The analysis, which looked at the relationships between 43,000 transnational corporations, identified that only a tiny handful of mega-corporations, mostly banks, had a disproportionate amount of power over world events.
Newscientist.com reports: “Reality is so complex, we must move away from dogma, whether it’s conspiracy theories or free-market,” says James Glattfelder. “Our analysis is reality-based.”
Previous studies have found that a few TNCs [Trans-National Corporations] own large chunks of the world’s economy, but they included only a limited number of companies and omitted indirect ownerships, so could not say how this affected the global economy – whether it made it more or less stable, for instance.
The Zurich team can. From Orbis 2007, a database listing 37 million companies and investors worldwide, they pulled out all 43,060 TNCs and the share ownerships linking them. Then they constructed a model of which companies controlled others through shareholding networks, coupled with each company’s operating revenues, to map the structure of economic power.

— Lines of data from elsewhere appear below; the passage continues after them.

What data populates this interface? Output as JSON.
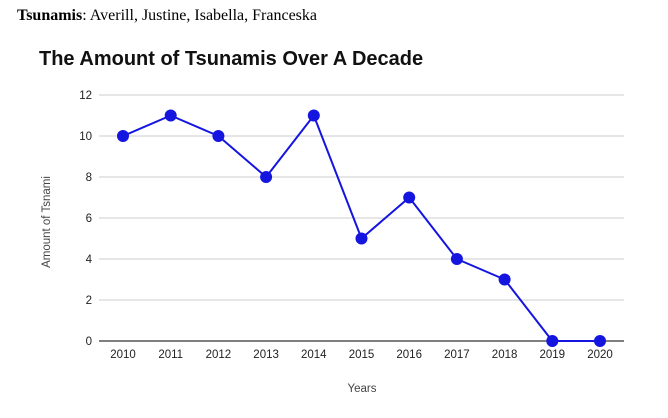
{
  "header": {
    "topic_label": "Tsunamis",
    "separator": ":",
    "members": " Averill, Justine, Isabella, Franceska"
  },
  "colors": {
    "series": "#1515e0",
    "grid": "#cccccc",
    "axis": "#333333"
  },
  "chart_data": {
    "type": "line",
    "title": "The Amount of Tsunamis Over A Decade",
    "xlabel": "Years",
    "ylabel": "Amount of Tsnami",
    "categories": [
      "2010",
      "2011",
      "2012",
      "2013",
      "2014",
      "2015",
      "2016",
      "2017",
      "2018",
      "2019",
      "2020"
    ],
    "series": [
      {
        "values": [
          10,
          11,
          10,
          8,
          11,
          5,
          7,
          4,
          3,
          0,
          0
        ]
      }
    ],
    "ylim": [
      0,
      12
    ],
    "yticks": [
      0,
      2,
      4,
      6,
      8,
      10,
      12
    ],
    "grid": true,
    "legend": "none"
  }
}
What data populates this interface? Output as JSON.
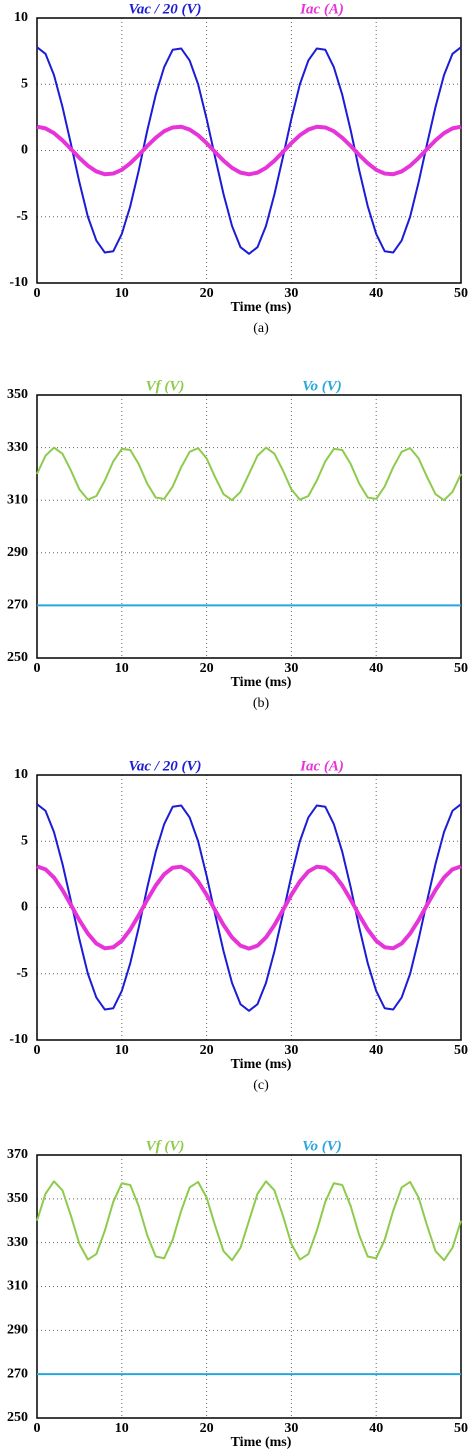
{
  "chart_data": [
    {
      "type": "line",
      "caption": "(a)",
      "xlabel": "Time (ms)",
      "xlim": [
        0,
        50
      ],
      "xticks": [
        0,
        10,
        20,
        30,
        40,
        50
      ],
      "ylim": [
        -10,
        10
      ],
      "yticks": [
        -10,
        -5,
        0,
        5,
        10
      ],
      "grid": true,
      "x": [
        0,
        1,
        2,
        3,
        4,
        5,
        6,
        7,
        8,
        9,
        10,
        11,
        12,
        13,
        14,
        15,
        16,
        17,
        18,
        19,
        20,
        21,
        22,
        23,
        24,
        25,
        26,
        27,
        28,
        29,
        30,
        31,
        32,
        33,
        34,
        35,
        36,
        37,
        38,
        39,
        40,
        41,
        42,
        43,
        44,
        45,
        46,
        47,
        48,
        49,
        50
      ],
      "series": [
        {
          "name": "Vac / 20 (V)",
          "color": "#1c1cd6",
          "values": [
            7.8,
            7.3,
            5.7,
            3.3,
            0.5,
            -2.4,
            -5.0,
            -6.8,
            -7.7,
            -7.6,
            -6.3,
            -4.2,
            -1.5,
            1.5,
            4.2,
            6.3,
            7.6,
            7.7,
            6.8,
            5.0,
            2.4,
            -0.5,
            -3.3,
            -5.7,
            -7.3,
            -7.8,
            -7.3,
            -5.7,
            -3.3,
            -0.5,
            2.4,
            5.0,
            6.8,
            7.7,
            7.6,
            6.3,
            4.2,
            1.5,
            -1.5,
            -4.2,
            -6.3,
            -7.6,
            -7.7,
            -6.8,
            -5.0,
            -2.4,
            0.5,
            3.3,
            5.7,
            7.3,
            7.8
          ]
        },
        {
          "name": "Iac (A)",
          "color": "#e634d9",
          "values": [
            1.8,
            1.67,
            1.31,
            0.77,
            0.11,
            -0.56,
            -1.15,
            -1.58,
            -1.79,
            -1.74,
            -1.46,
            -0.96,
            -0.34,
            0.34,
            0.96,
            1.46,
            1.74,
            1.79,
            1.58,
            1.15,
            0.56,
            -0.11,
            -0.77,
            -1.31,
            -1.67,
            -1.8,
            -1.67,
            -1.31,
            -0.77,
            -0.11,
            0.56,
            1.15,
            1.58,
            1.79,
            1.74,
            1.46,
            0.96,
            0.34,
            -0.34,
            -0.96,
            -1.46,
            -1.74,
            -1.79,
            -1.58,
            -1.15,
            -0.56,
            0.11,
            0.77,
            1.31,
            1.67,
            1.8
          ]
        }
      ]
    },
    {
      "type": "line",
      "caption": "(b)",
      "xlabel": "Time (ms)",
      "xlim": [
        0,
        50
      ],
      "xticks": [
        0,
        10,
        20,
        30,
        40,
        50
      ],
      "ylim": [
        250,
        350
      ],
      "yticks": [
        250,
        270,
        290,
        310,
        330,
        350
      ],
      "grid": true,
      "x": [
        0,
        1,
        2,
        3,
        4,
        5,
        6,
        7,
        8,
        9,
        10,
        11,
        12,
        13,
        14,
        15,
        16,
        17,
        18,
        19,
        20,
        21,
        22,
        23,
        24,
        25,
        26,
        27,
        28,
        29,
        30,
        31,
        32,
        33,
        34,
        35,
        36,
        37,
        38,
        39,
        40,
        41,
        42,
        43,
        44,
        45,
        46,
        47,
        48,
        49,
        50
      ],
      "series": [
        {
          "name": "Vf (V)",
          "color": "#8dcb4c",
          "values": [
            320,
            326.9,
            330,
            327.7,
            321.3,
            314.1,
            310.2,
            311.6,
            317.5,
            324.8,
            329.5,
            329.1,
            323.7,
            316.3,
            311,
            310.5,
            315.2,
            322.5,
            328.4,
            329.8,
            325.9,
            318.8,
            312.3,
            310,
            313.2,
            320,
            326.9,
            330,
            327.7,
            321.3,
            314.1,
            310.2,
            311.6,
            317.5,
            324.8,
            329.5,
            329.1,
            323.7,
            316.3,
            311,
            310.5,
            315.2,
            322.5,
            328.4,
            329.8,
            325.9,
            318.8,
            312.3,
            310,
            313.2,
            320
          ]
        },
        {
          "name": "Vo (V)",
          "color": "#2aa6de",
          "values": [
            270,
            270,
            270,
            270,
            270,
            270,
            270,
            270,
            270,
            270,
            270,
            270,
            270,
            270,
            270,
            270,
            270,
            270,
            270,
            270,
            270,
            270,
            270,
            270,
            270,
            270,
            270,
            270,
            270,
            270,
            270,
            270,
            270,
            270,
            270,
            270,
            270,
            270,
            270,
            270,
            270,
            270,
            270,
            270,
            270,
            270,
            270,
            270,
            270,
            270,
            270
          ]
        }
      ]
    },
    {
      "type": "line",
      "caption": "(c)",
      "xlabel": "Time (ms)",
      "xlim": [
        0,
        50
      ],
      "xticks": [
        0,
        10,
        20,
        30,
        40,
        50
      ],
      "ylim": [
        -10,
        10
      ],
      "yticks": [
        -10,
        -5,
        0,
        5,
        10
      ],
      "grid": true,
      "x": [
        0,
        1,
        2,
        3,
        4,
        5,
        6,
        7,
        8,
        9,
        10,
        11,
        12,
        13,
        14,
        15,
        16,
        17,
        18,
        19,
        20,
        21,
        22,
        23,
        24,
        25,
        26,
        27,
        28,
        29,
        30,
        31,
        32,
        33,
        34,
        35,
        36,
        37,
        38,
        39,
        40,
        41,
        42,
        43,
        44,
        45,
        46,
        47,
        48,
        49,
        50
      ],
      "series": [
        {
          "name": "Vac / 20 (V)",
          "color": "#1c1cd6",
          "values": [
            7.8,
            7.3,
            5.7,
            3.3,
            0.5,
            -2.4,
            -5.0,
            -6.8,
            -7.7,
            -7.6,
            -6.3,
            -4.2,
            -1.5,
            1.5,
            4.2,
            6.3,
            7.6,
            7.7,
            6.8,
            5.0,
            2.4,
            -0.5,
            -3.3,
            -5.7,
            -7.3,
            -7.8,
            -7.3,
            -5.7,
            -3.3,
            -0.5,
            2.4,
            5.0,
            6.8,
            7.7,
            7.6,
            6.3,
            4.2,
            1.5,
            -1.5,
            -4.2,
            -6.3,
            -7.6,
            -7.7,
            -6.8,
            -5.0,
            -2.4,
            0.5,
            3.3,
            5.7,
            7.3,
            7.8
          ]
        },
        {
          "name": "Iac (A)",
          "color": "#e634d9",
          "values": [
            3.1,
            2.88,
            2.26,
            1.32,
            0.2,
            -0.96,
            -1.97,
            -2.72,
            -3.08,
            -3.0,
            -2.51,
            -1.66,
            -0.58,
            0.58,
            1.66,
            2.51,
            3.0,
            3.08,
            2.72,
            1.97,
            0.96,
            -0.2,
            -1.32,
            -2.26,
            -2.88,
            -3.1,
            -2.88,
            -2.26,
            -1.32,
            -0.2,
            0.96,
            1.97,
            2.72,
            3.08,
            3.0,
            2.51,
            1.66,
            0.58,
            -0.58,
            -1.66,
            -2.51,
            -3.0,
            -3.08,
            -2.72,
            -1.97,
            -0.96,
            0.2,
            1.32,
            2.26,
            2.88,
            3.1
          ]
        }
      ]
    },
    {
      "type": "line",
      "xlabel": "Time (ms)",
      "xlim": [
        0,
        50
      ],
      "xticks": [
        0,
        10,
        20,
        30,
        40,
        50
      ],
      "ylim": [
        250,
        370
      ],
      "yticks": [
        250,
        270,
        290,
        310,
        330,
        350,
        370
      ],
      "grid": true,
      "x": [
        0,
        1,
        2,
        3,
        4,
        5,
        6,
        7,
        8,
        9,
        10,
        11,
        12,
        13,
        14,
        15,
        16,
        17,
        18,
        19,
        20,
        21,
        22,
        23,
        24,
        25,
        26,
        27,
        28,
        29,
        30,
        31,
        32,
        33,
        34,
        35,
        36,
        37,
        38,
        39,
        40,
        41,
        42,
        43,
        44,
        45,
        46,
        47,
        48,
        49,
        50
      ],
      "series": [
        {
          "name": "Vf (V)",
          "color": "#8dcb4c",
          "values": [
            340,
            352.3,
            358,
            353.9,
            342.3,
            329.4,
            322.3,
            324.8,
            335.5,
            348.7,
            357.1,
            356.3,
            346.6,
            333.4,
            323.7,
            322.9,
            331.3,
            344.5,
            355.2,
            357.7,
            350.6,
            337.8,
            326.1,
            322,
            327.7,
            340,
            352.3,
            358,
            353.9,
            342.3,
            329.4,
            322.3,
            324.8,
            335.5,
            348.7,
            357.1,
            356.3,
            346.6,
            333.4,
            323.7,
            322.9,
            331.3,
            344.5,
            355.2,
            357.7,
            350.6,
            337.8,
            326.1,
            322,
            327.7,
            340
          ]
        },
        {
          "name": "Vo (V)",
          "color": "#2aa6de",
          "values": [
            270,
            270,
            270,
            270,
            270,
            270,
            270,
            270,
            270,
            270,
            270,
            270,
            270,
            270,
            270,
            270,
            270,
            270,
            270,
            270,
            270,
            270,
            270,
            270,
            270,
            270,
            270,
            270,
            270,
            270,
            270,
            270,
            270,
            270,
            270,
            270,
            270,
            270,
            270,
            270,
            270,
            270,
            270,
            270,
            270,
            270,
            270,
            270,
            270,
            270,
            270
          ]
        }
      ]
    }
  ]
}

The work, to be published in PLoS One, revealed a core of 1318 companies with interlocking ownerships. Each of the 1318 had ties to two or more other companies, and on average they were connected to 20. What’s more, although they represented 20 per cent of global operating revenues, the 1318 appeared to collectively own through their shares the majority of the world’s large blue chip and manufacturing firms – the “real” economy – representing a further 60 per cent of global revenues.
When the team further untangled the web of ownership, it found much of it tracked back to a “super-entity” of 147 even more tightly knit companies – all of their ownership was held by other members of the super-entity – that controlled 40 per cent of the total wealth in the network. “In effect, less than 1 per cent of the companies were able to control 40 per cent of the entire network,” says Glattfelder. Most were financial institutions. The top 20 included Barclays Bank, JPMorgan Chase & Co, and The Goldman Sachs Group.